While hope for many investors remains pinned to a strong economic recovery from the damage wrought by the COVID-19 pandemic, the specter of inflation surfacing has thus far remained in the background, suggests Jim Woods, editor of The Deep Woods.
After all, inflation has remained low for many years and many people’s memories of the effects of this economic phenomenon have grown dim with the passage of time. However, some market analysts, including Moody’s Analytics Mark Zandi, have started to sound the alarm.
With the pandemic starting to wind down, the arrival of a new stimulus package and the presence of pent-up demand, these individuals have argued that the coming months will see a sudden surge of demand and spending on the part of consumers that the market is unprepared to receive.
Not surprisingly, this grim news has led some investors to search for safe havens in which to park their funds. One such source may be the Invesco S&P 500 Equal Weight Materials ETF (RTM). The fund tracks an index of American materials companies.
Interestingly, the fund’s managers use an equal-weighting strategy to assemble this ETF’s portfolio. While this decision favors mid-caps over both industrial giants and smaller public companies, a side effect is that the portfolio’s volatility remains stable.
Some of this fund’s top holdings include Freeport-McMoRan (FCX), Mosaic Company (MOS), CF Industries Holdings (CF), Martin Marietta Materials (MLM), LyondellBasell Industries NV (LYB), Avery Dennison (AVY), WestRock (WRK) and Vulcan Materials (VMC).
This fund’s performance has been relatively strong, even when including the damage done by the COVID-19 pandemic.

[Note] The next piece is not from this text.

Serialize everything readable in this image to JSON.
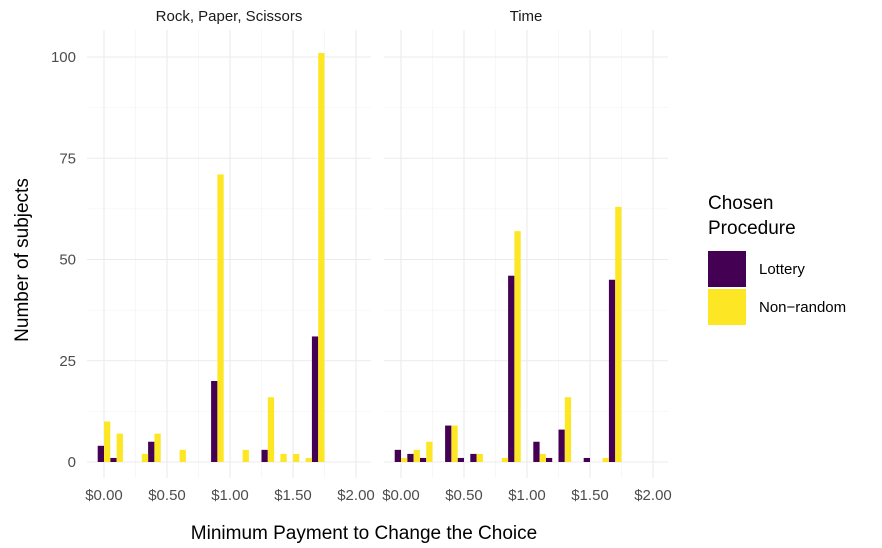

As of March 9, RTM has been up 5.84% over the past month and up 10.27% for the past three months. It is currently up 9.80% year to date.
Chart courtesy of stockcharts.com
The fund has amassed $589.28 million in assets under management and has an expense ratio of 0.40%.
In short, while RTM does provide an investor with a chance to avert the effects of inflation, this kind of ETF may not be appropriate for all portfolios.
Thus, interested investors always should conduct their due diligence and decide whether the fund is suitable for their investing goals.